Prove conditional expectation as minimization of squared error

1k Views Asked by At

I'm a bit confused about the universality of this statement:

Suppose we have real-valued random variables $Y,X$, and differentiable function $f(X)$ (perhaps some model). Do not assume that $f(X)$ is convex.

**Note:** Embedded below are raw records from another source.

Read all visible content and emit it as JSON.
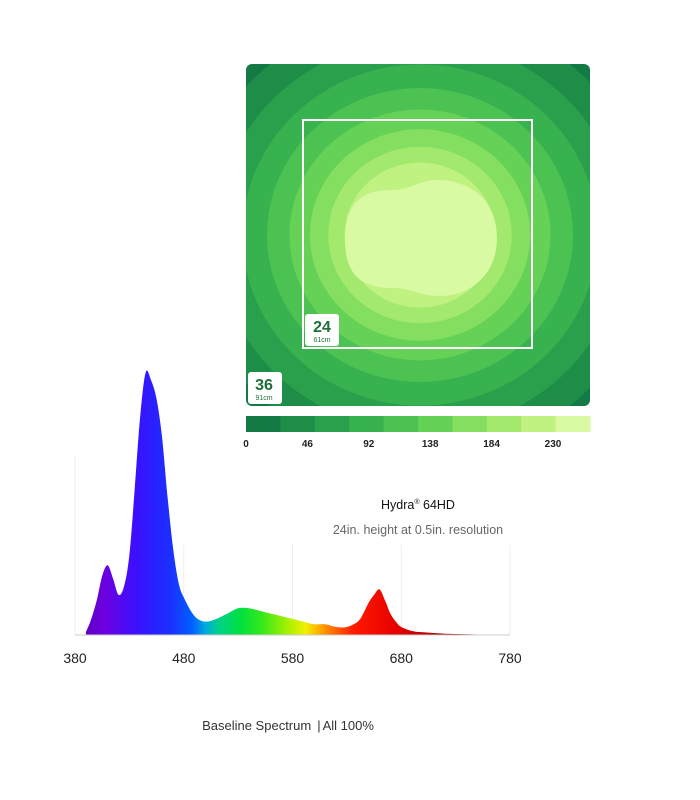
{
  "heatmap": {
    "outer_tile": {
      "value": "36",
      "unit": "91cm"
    },
    "inner_tile": {
      "value": "24",
      "unit": "61cm"
    },
    "colors": [
      "#137a45",
      "#1e8d48",
      "#2aa04d",
      "#38b24f",
      "#4bc252",
      "#65d156",
      "#84de5f",
      "#a3e96e",
      "#bff281",
      "#d9f9a3"
    ],
    "scale": {
      "min": 0,
      "max": 230,
      "ticks": [
        "0",
        "46",
        "92",
        "138",
        "184",
        "230"
      ]
    }
  },
  "product": {
    "name": "Hydra",
    "reg": "®",
    "model": " 64HD",
    "caption": "24in. height at 0.5in. resolution"
  },
  "chart_data": {
    "type": "area",
    "title": "",
    "xlabel": "",
    "ylabel": "",
    "xlim": [
      380,
      780
    ],
    "ylim": [
      0,
      100
    ],
    "x_ticks": [
      "380",
      "480",
      "580",
      "680",
      "780"
    ],
    "series": [
      {
        "x": [
          390,
          395,
          400,
          405,
          410,
          415,
          420,
          425,
          430,
          435,
          440,
          445,
          450,
          455,
          460,
          465,
          470,
          475,
          480,
          490,
          500,
          510,
          520,
          530,
          540,
          550,
          560,
          570,
          580,
          590,
          600,
          610,
          620,
          630,
          640,
          645,
          650,
          655,
          660,
          665,
          670,
          675,
          680,
          690,
          700,
          720,
          740,
          760,
          780
        ],
        "y": [
          1,
          6,
          13,
          22,
          26,
          21,
          15,
          18,
          30,
          55,
          82,
          98,
          95,
          88,
          74,
          52,
          33,
          20,
          14,
          7,
          5,
          6,
          8,
          10,
          10,
          9,
          8,
          7,
          6,
          5,
          4,
          4,
          3,
          3,
          5,
          8,
          12,
          15,
          17,
          13,
          8,
          5,
          3,
          1.5,
          1,
          0.5,
          0.3,
          0.1,
          0
        ]
      }
    ]
  },
  "footer": {
    "spectrum_label": "Baseline Spectrum",
    "separator": "|",
    "all_label": "All 100%"
  }
}
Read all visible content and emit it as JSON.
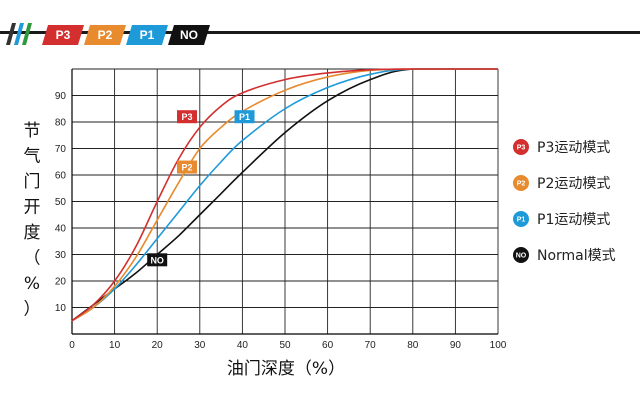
{
  "header": {
    "modes": [
      {
        "label": "P3",
        "color": "#d32f2f"
      },
      {
        "label": "P2",
        "color": "#e88a2e"
      },
      {
        "label": "P1",
        "color": "#1e9ad8"
      },
      {
        "label": "NO",
        "color": "#111111"
      }
    ],
    "stripe_colors": [
      "#333333",
      "#1e9ad8",
      "#2e9a3e"
    ]
  },
  "chart_data": {
    "type": "line",
    "xlabel": "油门深度（%）",
    "ylabel_chars": [
      "节",
      "气",
      "门",
      "开",
      "度",
      "（",
      "%",
      "）"
    ],
    "xlim": [
      0,
      100
    ],
    "ylim": [
      0,
      100
    ],
    "xticks": [
      0,
      10,
      20,
      30,
      40,
      50,
      60,
      70,
      80,
      90,
      100
    ],
    "yticks": [
      10,
      20,
      30,
      40,
      50,
      60,
      70,
      80,
      90
    ],
    "grid": true,
    "legend_position": "right",
    "series": [
      {
        "name": "P3运动模式",
        "badge": "P3",
        "color": "#d32f2f",
        "points": [
          [
            0,
            5
          ],
          [
            5,
            11
          ],
          [
            10,
            20
          ],
          [
            15,
            33
          ],
          [
            20,
            50
          ],
          [
            25,
            66
          ],
          [
            30,
            78
          ],
          [
            35,
            86
          ],
          [
            40,
            91
          ],
          [
            50,
            96
          ],
          [
            60,
            98.5
          ],
          [
            70,
            99.7
          ],
          [
            80,
            100
          ],
          [
            100,
            100
          ]
        ]
      },
      {
        "name": "P2运动模式",
        "badge": "P2",
        "color": "#e88a2e",
        "points": [
          [
            0,
            5
          ],
          [
            5,
            10
          ],
          [
            10,
            18
          ],
          [
            15,
            29
          ],
          [
            20,
            43
          ],
          [
            25,
            57
          ],
          [
            30,
            70
          ],
          [
            35,
            78
          ],
          [
            40,
            84
          ],
          [
            50,
            92
          ],
          [
            60,
            97
          ],
          [
            70,
            99.5
          ],
          [
            80,
            100
          ],
          [
            100,
            100
          ]
        ]
      },
      {
        "name": "P1运动模式",
        "badge": "P1",
        "color": "#1e9ad8",
        "points": [
          [
            0,
            5
          ],
          [
            5,
            10
          ],
          [
            10,
            17
          ],
          [
            15,
            26
          ],
          [
            20,
            36
          ],
          [
            25,
            46
          ],
          [
            30,
            56
          ],
          [
            35,
            65
          ],
          [
            40,
            73
          ],
          [
            50,
            85
          ],
          [
            60,
            93
          ],
          [
            70,
            98
          ],
          [
            80,
            100
          ],
          [
            100,
            100
          ]
        ]
      },
      {
        "name": "Normal模式",
        "badge": "NO",
        "color": "#111111",
        "points": [
          [
            0,
            5
          ],
          [
            5,
            11
          ],
          [
            10,
            17
          ],
          [
            15,
            23
          ],
          [
            20,
            30
          ],
          [
            25,
            37
          ],
          [
            30,
            45
          ],
          [
            35,
            53
          ],
          [
            40,
            61
          ],
          [
            50,
            76
          ],
          [
            60,
            88
          ],
          [
            70,
            96
          ],
          [
            80,
            100
          ],
          [
            100,
            100
          ]
        ]
      }
    ],
    "curve_tags": [
      {
        "label": "P3",
        "x": 27,
        "y": 82,
        "color": "#d32f2f"
      },
      {
        "label": "P1",
        "x": 40.5,
        "y": 82,
        "color": "#1e9ad8"
      },
      {
        "label": "P2",
        "x": 27,
        "y": 63,
        "color": "#e88a2e"
      },
      {
        "label": "NO",
        "x": 20,
        "y": 28,
        "color": "#111111"
      }
    ]
  }
}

$$ \mathbb{E}[Y \mid X] = \text{argmin}_f \mathbb{E}[(Y - f(X))^2] $$

Is this always true? And if so, why? Most of these proofs rely on reducing the statement above to (e.g., here):

$$ \text{argmin}_f \mathbb{E}[(\mathbb{E}[Y] - f(X))^2]$$

Then they take the derivative to compute the minimum to show the result, but this would require $f(x)$ to be convex, so would the above statement always hold?

1

There are 1 best solutions below

1
On BEST ANSWER

There's no need to take derivatives or invoke convexity. Having established that $$ E\left[ (Y-f(X))^2\right]=E\left[(Y-E(Y\mid X))\right]^2+E\left[(E(Y\mid X)-f(X))^2\right]=a+b,\tag{$\ast$} $$ we observe the LHS of $(\ast)$ is minimized when $b$ is minimized. Since $b$ is the expectation of a non-negative random variable, it is clear that $b\ge0$. But taking $\hat f(X):=E(Y\mid X)$ leads to $b=0$, hence $\hat f(X)$ is a choice for $f(X)$ that minimizes the LHS.

Now if also $h(X)$ minimizes the LHS of $(\ast)$, then we must have $$E\left[(E(Y\mid X)-h(X))^2\right]=0$$ as well. But $(E(Y\mid X)-h(X))^2$ is a non-negative random variable. Therefore it must equal zero almost surely, which implies $h(X)=E(Y\mid X)$ almost surely.